Equities struggled on Wednesday after a brief respite from last week’s painful rout across world markets, with recession fears continuing to build as central banks hike interest rates to combat decades-high inflation.

While Asia, Wall Street and Europe all enjoyed healthy gains on Tuesday, analysts warned the downbeat mood on trading floors means the selling is unlikely to end any time soon.

Fears about a global contraction have also put downward pressure on oil prices, despite China’s reopening moves, the US holiday driving season and tight supplies.

In early Asian trade, Hong Kong, Singapore, Sydney, Seoul, Taipei, Jakarta and Manila all fell, while Tokyo and Shanghai were barely moved. There were small gains in Wellington.

Federal Reserve boss Jerome Powell’s two-day testimony to Congress this week will be pored over for an idea about officials’ plans for fighting runaway prices, which are being fanned by supply chain snarls, China’s lockdowns and the war in Ukraine.

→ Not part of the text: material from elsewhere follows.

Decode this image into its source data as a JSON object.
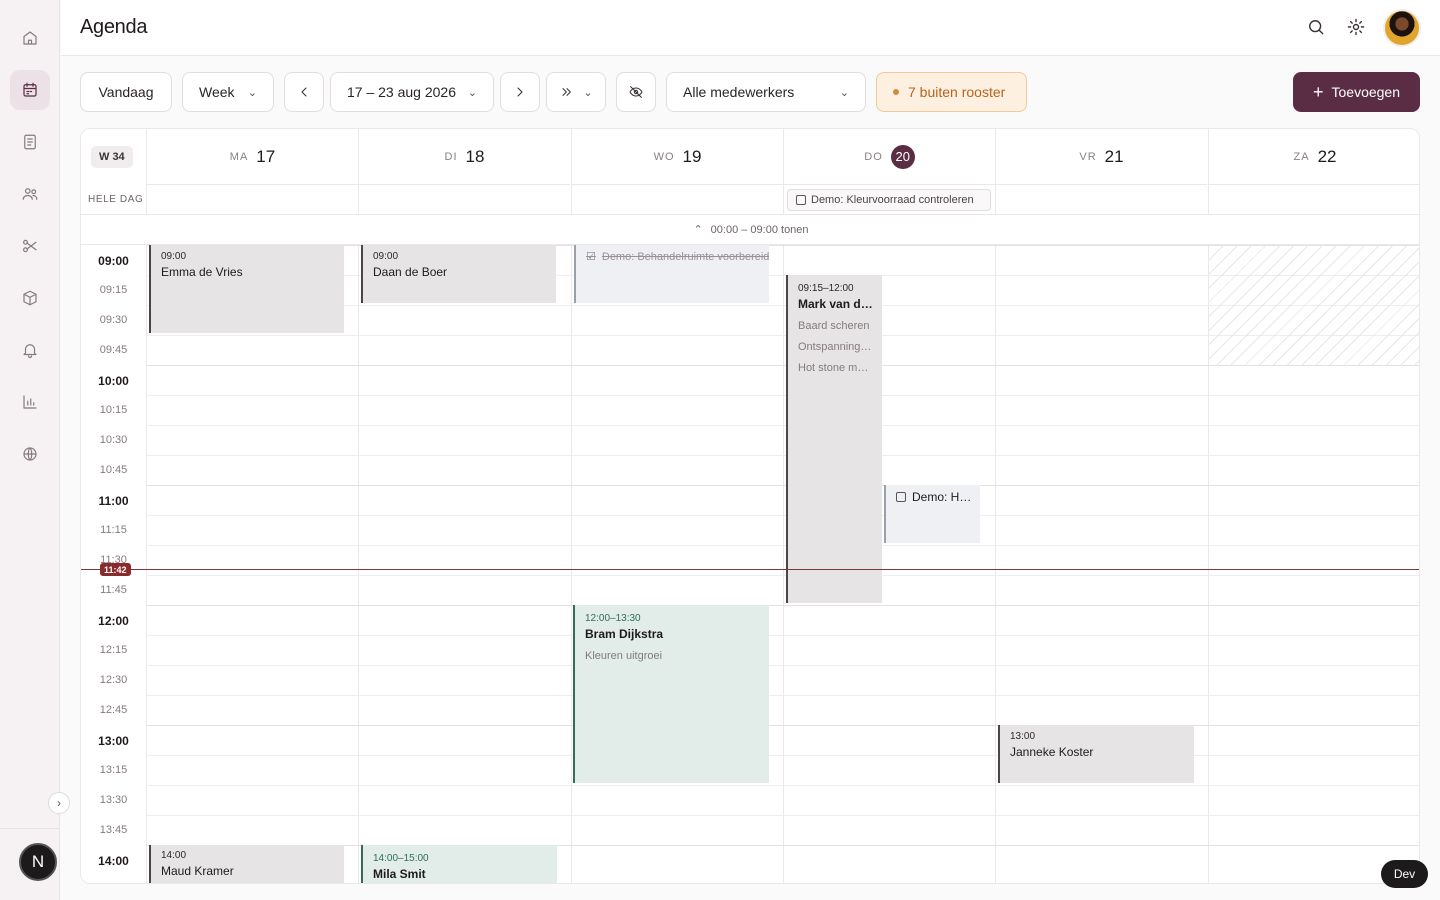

Most observers expect them to hike rates by three-quarters of a point several more times this year, having announced such a move in June – the sharpest lift in almost 30 years.

However, while many believe the Fed’s front-loaded tightening drive is needed – allowing it to begin cutting sooner as price rises settle back – there is a building consensus that the world’s top economy is heading for a contraction next year.

Stephen Innes at SPI Asset Management said that while the selling from last week had abated, traders continued to fret over a recession and the prospect of more rate hikes, adding that the Fed could be more compelled to respond if oil prices surge again and push up inflation further.

Even more worryingly from a policy perspective is that virtually every recession in the past three decades has been a function of a demand shock, but this is a supply shock; hence monetary policy is less potent, he added.

Oil prices were feeling the heat from recessionary fears, with both main contracts down more than three per cent on Wednesday, though Goldman Sachs said that with demand still outpacing supplies, the market remains tight.